28. The method of claim 24, wherein said cancer cell comprises a lymphoma cell or a B lymphocyte cancer cell.

29. (canceled)

30. The method of claim 24, wherein said cancer cell is infected with Epstein-Barr virus (EBV).

31. A method of treating a lymphoma or an EBV-associated disease in a subject, comprising the step of inducing apoptosis in a lymphoma cell in said subject, wherein said inducing apoptosis in a lymphoma cell in said subject comprises administering to said subject an effective amount of a composition comprising Beta-Caryophyllene, thereby treating said lymphoma or EBV-associated disease.

32. The method of claim 31, wherein said treating lymphoma or EBV-associated disease induces apoptosis in a cancer cell, differentially inducing apoptosis in said cancer cell compared with a non-cancer cell.

33. The method of claim 31, wherein said composition comprises a plant extract, essential oils of a plant, a resin of a plant, or a stem or leaf extract of a plant, or any combination thereof.

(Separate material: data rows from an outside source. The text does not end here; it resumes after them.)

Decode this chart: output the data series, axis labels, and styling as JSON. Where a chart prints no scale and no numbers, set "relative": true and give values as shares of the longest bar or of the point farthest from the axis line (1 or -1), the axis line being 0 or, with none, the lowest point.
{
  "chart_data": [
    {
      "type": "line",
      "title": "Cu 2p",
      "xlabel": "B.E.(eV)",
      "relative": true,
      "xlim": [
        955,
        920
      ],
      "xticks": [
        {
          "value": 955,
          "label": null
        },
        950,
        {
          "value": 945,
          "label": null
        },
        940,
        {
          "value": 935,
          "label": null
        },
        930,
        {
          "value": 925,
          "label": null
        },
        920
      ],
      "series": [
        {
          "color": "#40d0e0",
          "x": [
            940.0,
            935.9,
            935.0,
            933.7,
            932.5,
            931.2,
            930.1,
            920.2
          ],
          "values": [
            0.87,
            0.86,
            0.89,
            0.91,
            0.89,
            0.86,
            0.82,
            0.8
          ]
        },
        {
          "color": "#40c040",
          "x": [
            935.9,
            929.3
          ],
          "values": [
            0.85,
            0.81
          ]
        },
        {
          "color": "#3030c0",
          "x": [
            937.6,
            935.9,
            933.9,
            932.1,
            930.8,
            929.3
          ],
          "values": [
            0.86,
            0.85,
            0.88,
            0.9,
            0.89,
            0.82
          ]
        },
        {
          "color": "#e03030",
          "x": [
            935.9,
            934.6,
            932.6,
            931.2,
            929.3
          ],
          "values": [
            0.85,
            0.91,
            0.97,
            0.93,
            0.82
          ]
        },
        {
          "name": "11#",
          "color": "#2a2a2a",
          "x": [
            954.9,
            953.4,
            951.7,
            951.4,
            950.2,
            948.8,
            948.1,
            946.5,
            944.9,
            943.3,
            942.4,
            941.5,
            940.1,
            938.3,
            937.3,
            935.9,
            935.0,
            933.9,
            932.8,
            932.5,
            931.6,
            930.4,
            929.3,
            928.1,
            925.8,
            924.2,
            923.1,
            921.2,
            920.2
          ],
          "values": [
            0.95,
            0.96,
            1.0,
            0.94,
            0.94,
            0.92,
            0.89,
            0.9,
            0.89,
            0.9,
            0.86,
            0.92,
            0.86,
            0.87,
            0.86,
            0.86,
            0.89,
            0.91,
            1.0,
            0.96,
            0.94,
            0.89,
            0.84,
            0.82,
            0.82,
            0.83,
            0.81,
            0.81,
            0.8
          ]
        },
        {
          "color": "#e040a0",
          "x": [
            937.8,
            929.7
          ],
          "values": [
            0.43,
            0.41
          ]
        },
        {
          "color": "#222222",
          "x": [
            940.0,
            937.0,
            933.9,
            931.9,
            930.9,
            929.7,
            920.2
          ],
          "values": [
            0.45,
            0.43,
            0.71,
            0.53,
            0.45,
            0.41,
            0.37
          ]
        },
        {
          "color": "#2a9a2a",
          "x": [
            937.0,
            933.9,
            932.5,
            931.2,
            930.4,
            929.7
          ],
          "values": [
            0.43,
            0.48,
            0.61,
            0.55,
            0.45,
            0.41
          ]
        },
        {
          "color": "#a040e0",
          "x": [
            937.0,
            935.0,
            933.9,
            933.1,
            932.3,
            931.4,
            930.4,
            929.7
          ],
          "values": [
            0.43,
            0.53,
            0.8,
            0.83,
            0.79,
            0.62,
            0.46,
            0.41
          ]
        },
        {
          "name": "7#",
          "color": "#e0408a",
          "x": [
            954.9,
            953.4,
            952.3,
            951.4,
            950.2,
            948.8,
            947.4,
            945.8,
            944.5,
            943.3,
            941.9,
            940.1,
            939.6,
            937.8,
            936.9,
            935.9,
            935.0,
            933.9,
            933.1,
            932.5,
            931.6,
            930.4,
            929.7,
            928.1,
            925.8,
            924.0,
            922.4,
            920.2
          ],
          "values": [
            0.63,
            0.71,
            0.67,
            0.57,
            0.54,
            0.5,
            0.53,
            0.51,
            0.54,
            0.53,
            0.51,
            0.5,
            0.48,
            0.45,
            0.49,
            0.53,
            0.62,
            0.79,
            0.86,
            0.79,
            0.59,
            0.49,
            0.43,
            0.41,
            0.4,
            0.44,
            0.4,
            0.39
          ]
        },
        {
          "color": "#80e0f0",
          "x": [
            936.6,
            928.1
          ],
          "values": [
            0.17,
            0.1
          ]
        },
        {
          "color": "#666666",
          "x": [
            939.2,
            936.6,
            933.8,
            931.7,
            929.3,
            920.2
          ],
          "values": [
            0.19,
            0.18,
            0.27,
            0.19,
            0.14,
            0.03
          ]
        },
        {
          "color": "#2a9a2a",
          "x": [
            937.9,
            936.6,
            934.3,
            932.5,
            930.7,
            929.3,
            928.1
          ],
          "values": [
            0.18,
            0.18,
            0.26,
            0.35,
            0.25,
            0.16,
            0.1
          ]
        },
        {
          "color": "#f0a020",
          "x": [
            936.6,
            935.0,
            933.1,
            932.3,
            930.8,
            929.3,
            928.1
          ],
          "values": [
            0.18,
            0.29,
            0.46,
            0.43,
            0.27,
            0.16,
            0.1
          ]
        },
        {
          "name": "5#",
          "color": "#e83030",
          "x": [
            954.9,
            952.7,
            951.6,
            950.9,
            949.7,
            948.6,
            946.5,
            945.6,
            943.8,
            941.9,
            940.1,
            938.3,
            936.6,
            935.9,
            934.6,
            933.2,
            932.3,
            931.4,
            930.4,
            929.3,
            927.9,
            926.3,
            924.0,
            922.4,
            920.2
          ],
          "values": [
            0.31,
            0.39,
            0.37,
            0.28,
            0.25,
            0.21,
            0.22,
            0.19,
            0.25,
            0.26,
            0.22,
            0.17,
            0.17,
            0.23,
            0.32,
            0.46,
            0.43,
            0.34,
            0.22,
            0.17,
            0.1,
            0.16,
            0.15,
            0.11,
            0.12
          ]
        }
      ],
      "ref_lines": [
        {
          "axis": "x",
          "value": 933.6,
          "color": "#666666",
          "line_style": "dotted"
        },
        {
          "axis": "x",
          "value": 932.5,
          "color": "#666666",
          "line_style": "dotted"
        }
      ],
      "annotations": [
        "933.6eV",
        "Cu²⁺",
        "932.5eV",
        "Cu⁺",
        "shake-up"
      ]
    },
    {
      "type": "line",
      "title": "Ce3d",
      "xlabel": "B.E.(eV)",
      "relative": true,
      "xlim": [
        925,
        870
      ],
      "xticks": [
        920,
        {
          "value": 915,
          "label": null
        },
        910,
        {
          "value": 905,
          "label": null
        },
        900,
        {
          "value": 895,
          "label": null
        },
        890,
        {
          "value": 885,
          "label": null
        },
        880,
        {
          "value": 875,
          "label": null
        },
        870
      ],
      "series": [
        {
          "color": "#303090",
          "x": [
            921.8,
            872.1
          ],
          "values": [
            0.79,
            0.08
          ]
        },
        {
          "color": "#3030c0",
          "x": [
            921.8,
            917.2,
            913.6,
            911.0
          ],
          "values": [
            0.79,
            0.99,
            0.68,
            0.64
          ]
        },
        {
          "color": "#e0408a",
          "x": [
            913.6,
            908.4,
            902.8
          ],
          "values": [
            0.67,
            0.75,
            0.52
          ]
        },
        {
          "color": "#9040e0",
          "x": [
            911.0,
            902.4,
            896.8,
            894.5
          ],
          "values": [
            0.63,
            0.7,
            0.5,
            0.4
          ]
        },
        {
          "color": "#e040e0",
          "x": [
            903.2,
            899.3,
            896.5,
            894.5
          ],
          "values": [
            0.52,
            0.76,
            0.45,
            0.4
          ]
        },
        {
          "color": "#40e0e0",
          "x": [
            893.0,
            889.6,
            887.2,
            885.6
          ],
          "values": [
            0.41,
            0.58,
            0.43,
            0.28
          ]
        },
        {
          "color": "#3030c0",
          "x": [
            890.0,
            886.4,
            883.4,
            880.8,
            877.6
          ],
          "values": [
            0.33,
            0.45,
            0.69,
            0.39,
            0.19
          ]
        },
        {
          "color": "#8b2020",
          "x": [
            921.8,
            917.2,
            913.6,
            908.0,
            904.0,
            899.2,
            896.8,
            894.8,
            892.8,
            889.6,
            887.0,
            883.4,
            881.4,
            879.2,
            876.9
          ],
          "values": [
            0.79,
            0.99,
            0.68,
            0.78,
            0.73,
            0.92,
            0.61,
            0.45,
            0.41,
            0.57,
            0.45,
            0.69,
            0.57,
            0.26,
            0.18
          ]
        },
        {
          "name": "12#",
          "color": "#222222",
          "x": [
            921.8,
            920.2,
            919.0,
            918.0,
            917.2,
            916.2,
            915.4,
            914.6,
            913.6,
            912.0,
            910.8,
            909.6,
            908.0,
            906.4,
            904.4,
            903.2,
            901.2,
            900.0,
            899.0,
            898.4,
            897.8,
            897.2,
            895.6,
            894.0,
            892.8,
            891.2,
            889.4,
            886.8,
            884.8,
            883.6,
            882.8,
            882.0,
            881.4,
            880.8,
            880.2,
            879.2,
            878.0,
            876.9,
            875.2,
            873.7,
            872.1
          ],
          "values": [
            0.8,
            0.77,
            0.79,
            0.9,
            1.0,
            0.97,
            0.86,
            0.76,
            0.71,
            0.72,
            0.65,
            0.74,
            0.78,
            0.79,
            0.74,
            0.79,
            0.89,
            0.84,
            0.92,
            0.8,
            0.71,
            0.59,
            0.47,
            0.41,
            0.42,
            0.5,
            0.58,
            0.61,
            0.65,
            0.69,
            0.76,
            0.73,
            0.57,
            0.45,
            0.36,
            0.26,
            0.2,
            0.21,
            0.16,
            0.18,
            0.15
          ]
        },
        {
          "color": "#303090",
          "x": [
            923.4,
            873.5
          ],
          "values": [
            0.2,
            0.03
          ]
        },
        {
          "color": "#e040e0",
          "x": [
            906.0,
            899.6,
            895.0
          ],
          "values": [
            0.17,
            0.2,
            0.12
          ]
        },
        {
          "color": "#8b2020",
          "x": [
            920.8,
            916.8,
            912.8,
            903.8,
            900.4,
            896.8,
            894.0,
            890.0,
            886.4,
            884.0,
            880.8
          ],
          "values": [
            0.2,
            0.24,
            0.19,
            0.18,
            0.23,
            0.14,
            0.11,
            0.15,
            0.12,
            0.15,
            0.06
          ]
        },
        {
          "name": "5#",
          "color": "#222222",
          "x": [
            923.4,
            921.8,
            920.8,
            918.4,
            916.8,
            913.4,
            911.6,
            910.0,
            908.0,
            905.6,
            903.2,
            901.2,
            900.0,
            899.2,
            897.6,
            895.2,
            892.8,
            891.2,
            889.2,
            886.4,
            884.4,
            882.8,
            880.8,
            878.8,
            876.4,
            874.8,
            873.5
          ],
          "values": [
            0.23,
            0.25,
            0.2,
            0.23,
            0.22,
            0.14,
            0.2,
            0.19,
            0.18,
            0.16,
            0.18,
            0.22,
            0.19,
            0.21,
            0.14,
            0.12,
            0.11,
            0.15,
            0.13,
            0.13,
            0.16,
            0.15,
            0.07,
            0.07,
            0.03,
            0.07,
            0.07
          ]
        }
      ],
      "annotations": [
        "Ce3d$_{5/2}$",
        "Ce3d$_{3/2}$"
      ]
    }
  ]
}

34. The method of claim 33, wherein said plant is Commiphora gileadensis.

35. A method of treating a lymphoma or an EBV-associated disease in a subject, comprising the step of administering to said subject an effective amount of a composition comprising a stem-cell extract, essential oils of a plant, a resin exudate of a plant, or a stem or leaf extract of a plant, or any combination thereof, thereby treating said lymphoma or EBV-associated disease.

36. The method of claim 35, wherein said plant is Commiphora gileadensis.